Recently, I’ve been doing what is possibly the least favorite thing about my job – watching LIMS demos. There are so many products out there and they’re so similar that they just blend together, for the most part.

I’m Not Doing Because I’m Just Crazy!

But I have several reasons to actually give in and watch the occasional demo:

  1. When customers are looking to buy a new LIMS, ELN or LES, I do need to watch the demos with them to look for the details. That’s why they brought me in.
  2. When software vendors ask me to review their software then I do actually need to what a LIMS demo when I agree to it.
  3. I sometimes have customers ask me about specific brands and types of software that I’m unfamiliar with. If it’s a name that often crops-up, then I think it would be a good idea to investigate that product, further.

But I Will Be, Soon

With all that said, I still would rather do just about anything else than watch LIMS demos.

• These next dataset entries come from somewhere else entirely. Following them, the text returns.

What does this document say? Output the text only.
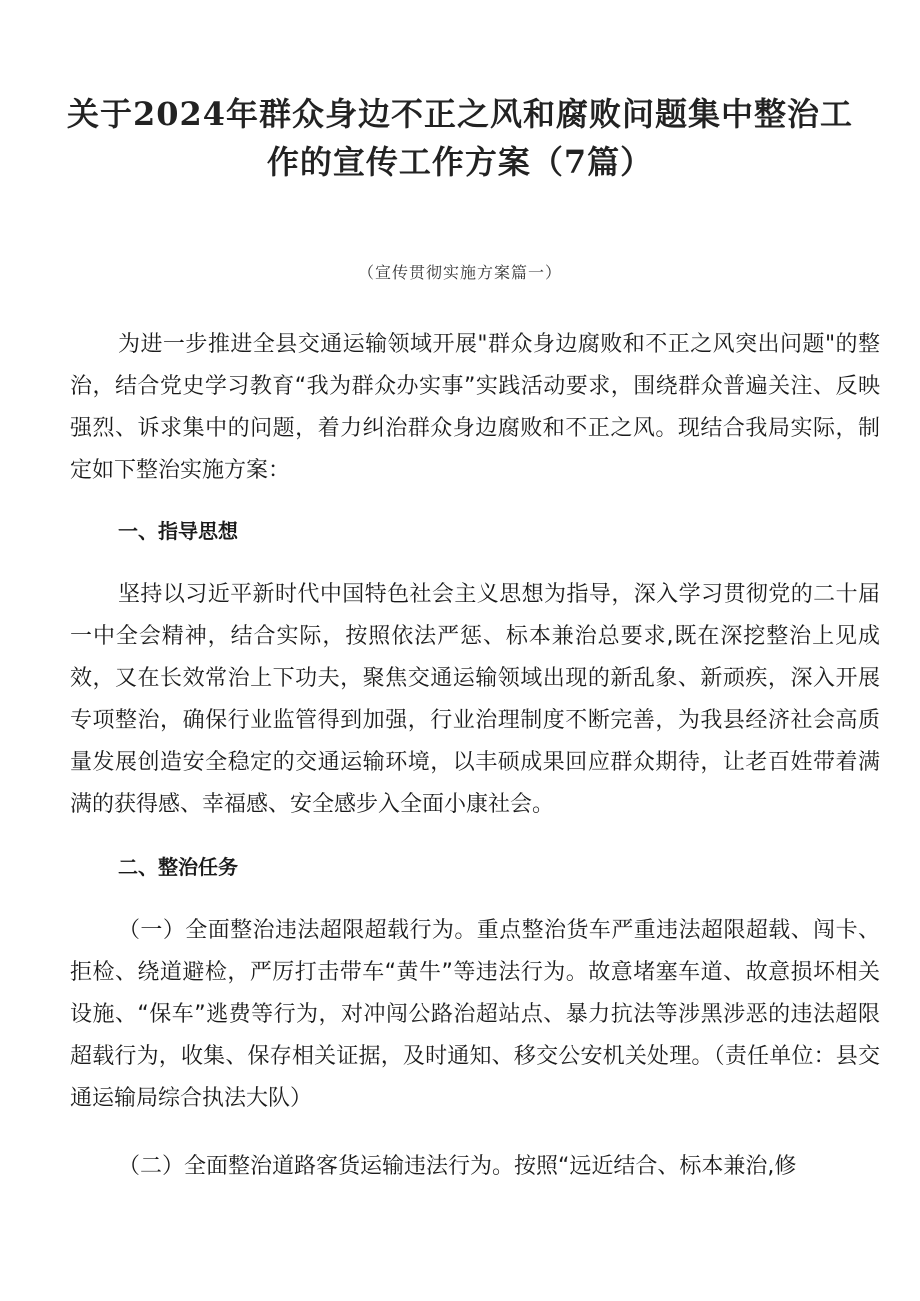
关于2024年群众身边不正之风和腐败问题集中整治工作的宣传工作方案（7篇）
（宣传贯彻实施方案篇一）

为进一步推进全县交通运输领域开展"群众身边腐败和不正之风突出问题"的整治，结合党史学习教育“我为群众办实事”实践活动要求，围绕群众普遍关注、反映强烈、诉求集中的问题，着力纠治群众身边腐败和不正之风。现结合我局实际，制定如下整治实施方案：

一、指导思想

坚持以习近平新时代中国特色社会主义思想为指导，深入学习贯彻党的二十届一中全会精神，结合实际，按照依法严惩、标本兼治总要求,既在深挖整治上见成效，又在长效常治上下功夫，聚焦交通运输领域出现的新乱象、新顽疾，深入开展专项整治，确保行业监管得到加强，行业治理制度不断完善，为我县经济社会高质量发展创造安全稳定的交通运输环境，以丰硕成果回应群众期待，让老百姓带着满满的获得感、幸福感、安全感步入全面小康社会。

二、整治任务

（一）全面整治违法超限超载行为。重点整治货车严重违法超限超载、闯卡、拒检、绕道避检，严厉打击带车“黄牛”等违法行为。故意堵塞车道、故意损坏相关设施、“保车”逃费等行为，对冲闯公路治超站点、暴力抗法等涉黑涉恶的违法超限超载行为，收集、保存相关证据，及时通知、移交公安机关处理。（责任单位：县交通运输局综合执法大队）

（二）全面整治道路客货运输违法行为。按照“远近结合、标本兼治,修
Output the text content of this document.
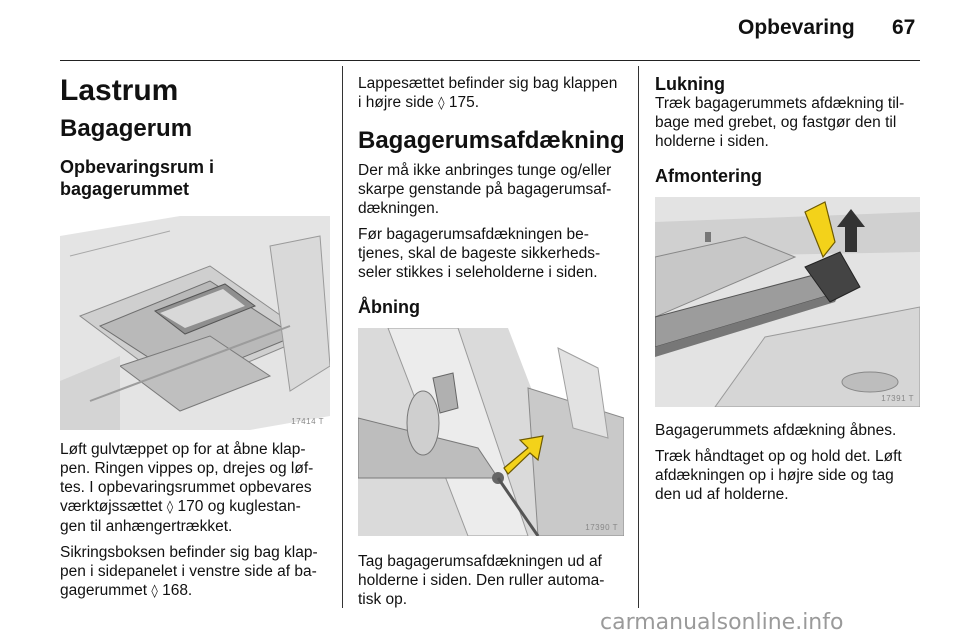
Opbevaring 67
Lastrum
Bagagerum
Opbevaringsrum i
bagagerummet
17414 T

Løft gulvtæppet op for at åbne klap-
pen. Ringen vippes op, drejes og løf-
tes. I opbevaringsrummet opbevares
værktøjssættet ◊ 170 og kuglestan-
gen til anhængertrækket.

Sikringsboksen befinder sig bag klap-
pen i sidepanelet i venstre side af ba-
gagerummet ◊ 168.

Lappesættet befinder sig bag klappen
i højre side ◊ 175.

Bagagerumsafdækning

Der må ikke anbringes tunge og/eller
skarpe genstande på bagagerumsaf-
dækningen.

Før bagagerumsafdækningen be-
tjenes, skal de bageste sikkerheds-
seler stikkes i seleholderne i siden.

Åbning
17390 T

Tag bagagerumsafdækningen ud af
holderne i siden. Den ruller automa-
tisk op.

Lukning

Træk bagagerummets afdækning til-
bage med grebet, og fastgør den til
holderne i siden.

Afmontering
17391 T

Bagagerummets afdækning åbnes.

Træk håndtaget op og hold det. Løft
afdækningen op i højre side og tag
den ud af holderne.

carmanualsonline.info
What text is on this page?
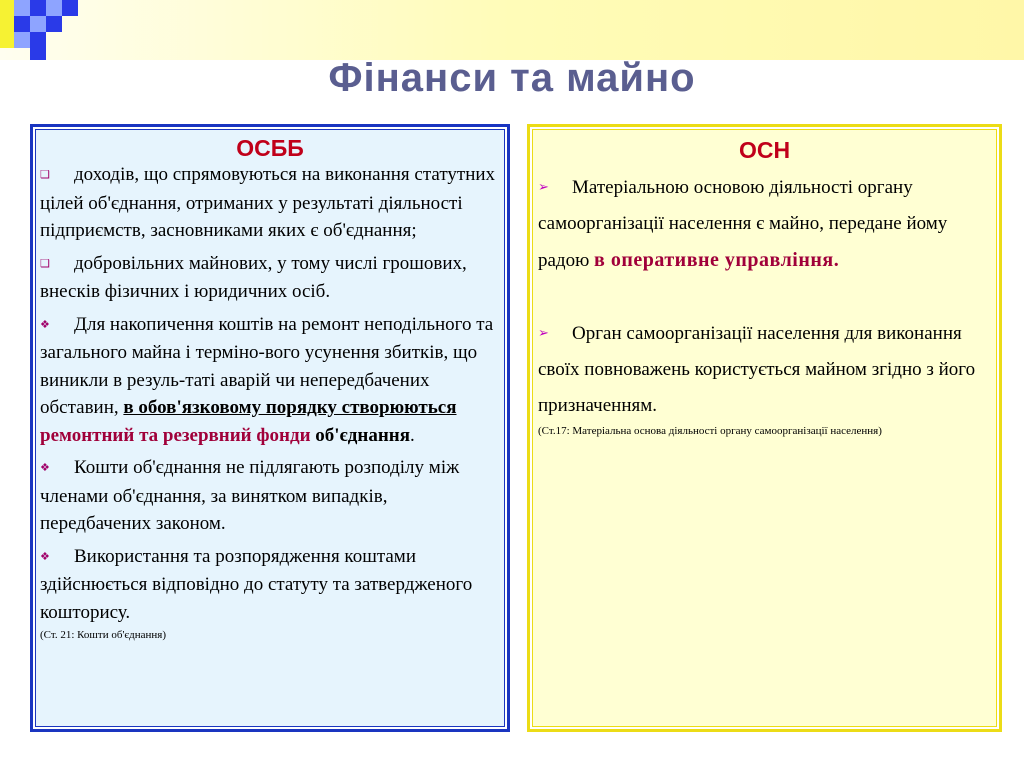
Фінанси та майно
ОСББ
❑ доходів, що спрямовуються на виконання статутних цілей об'єднання, отриманих у результаті діяльності підприємств, засновниками яких є об'єднання;
❑ добровільних майнових, у тому числі грошових, внесків фізичних і юридичних осіб.
❖ Для накопичення коштів на ремонт неподільного та загального майна і терміно-вого усунення збитків, що виникли в резуль-таті аварій чи непередбачених обставин, в обов'язковому порядку створюються ремонтний та резервний фонди об'єднання.
❖ Кошти об'єднання не підлягають розподілу між членами об'єднання, за винятком випадків, передбачених законом.
❖ Використання та розпорядження коштами здійснюється відповідно до статуту та затвердженого кошторису.
(Ст. 21: Кошти об'єднання)
ОСН
➢ Матеріальною основою діяльності органу самоорганізації населення є майно, передане йому радою в оперативне управління.
➢ Орган самоорганізації населення для виконання своїх повноважень користується майном згідно з його призначенням.
(Ст.17: Матеріальна основа діяльності органу самоорганізації населення)
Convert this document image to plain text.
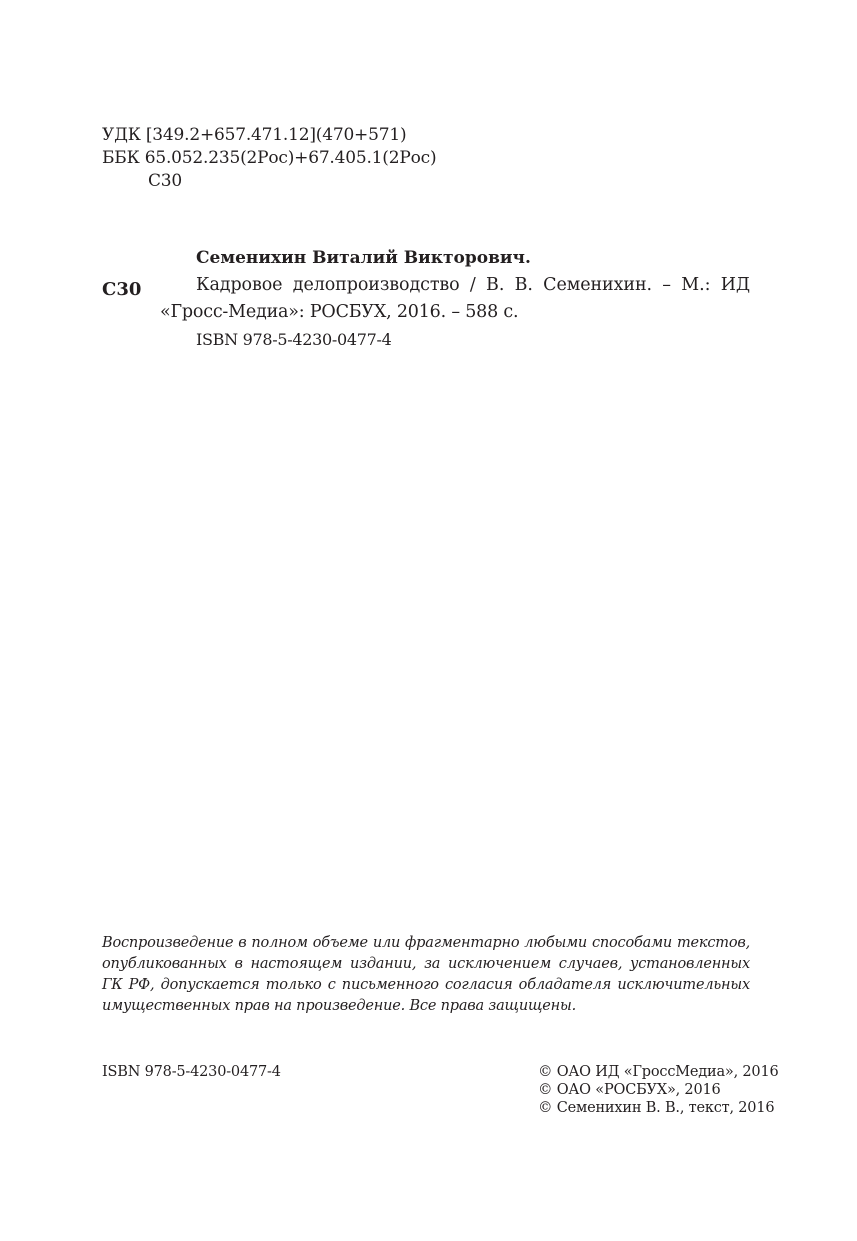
УДК [349.2+657.471.12](470+571)
ББК 65.052.235(2Рос)+67.405.1(2Рос)
С30
С30
Семенихин Виталий Викторович.
Кадровое делопроизводство / В. В. Семенихин. – М.: ИД
«Гросс-Медиа»: РОСБУХ, 2016. – 588 с.
ISBN 978-5-4230-0477-4
Воспроизведение в полном объеме или фрагментарно любыми способами текстов, опубликованных в настоящем издании, за исключением случаев, установленных ГК РФ, допускается только с письменного согласия обладателя исключительных имущественных прав на произведение. Все права защищены.
ISBN 978-5-4230-0477-4	© ОАО ИД «ГроссМедиа», 2016
© ОАО «РОСБУХ», 2016
© Семенихин В. В., текст, 2016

In the past two weeks, and for all the reasons listed above, I’ve watched quite a number of them. I have some comments:

  1. I want to scream at the top of my lungs when I hear software vendors use certain words. “COTS” and “out of the box” are two such examples. I’ve also come to despise them when they talk too much about how “great” the product is. This is, as opposed to the details of why that would be.
  2. Being so very jaded about this activity, I occasionally forget why customers would hire a separate person to sit in on demos. I forget until I sit in the demo, that is. Because I then remember that I’ve been to so many that I know how to identify red flags for problems. I sometimes spot things that customers don’t notice and they’re sometimes important.
  3. Some products seem to be on the right track toward becoming something really great but often have a number of roadblocks. For example, in the QC (quality control) area, it almost doesn’t matter how well the software manages the tasks or how easy it is to implement, maintain or grow with – what really matters are its references. In the USA, alone, if a product doesn’t have a strong Pharma reference from a big pharma company using the product in its QC area (i.e., gone through all its validation steps), then other customers just don’t feel they can afford to take the risk on those products. The validation effort is so significant that it’s probably the major hurdle I run across.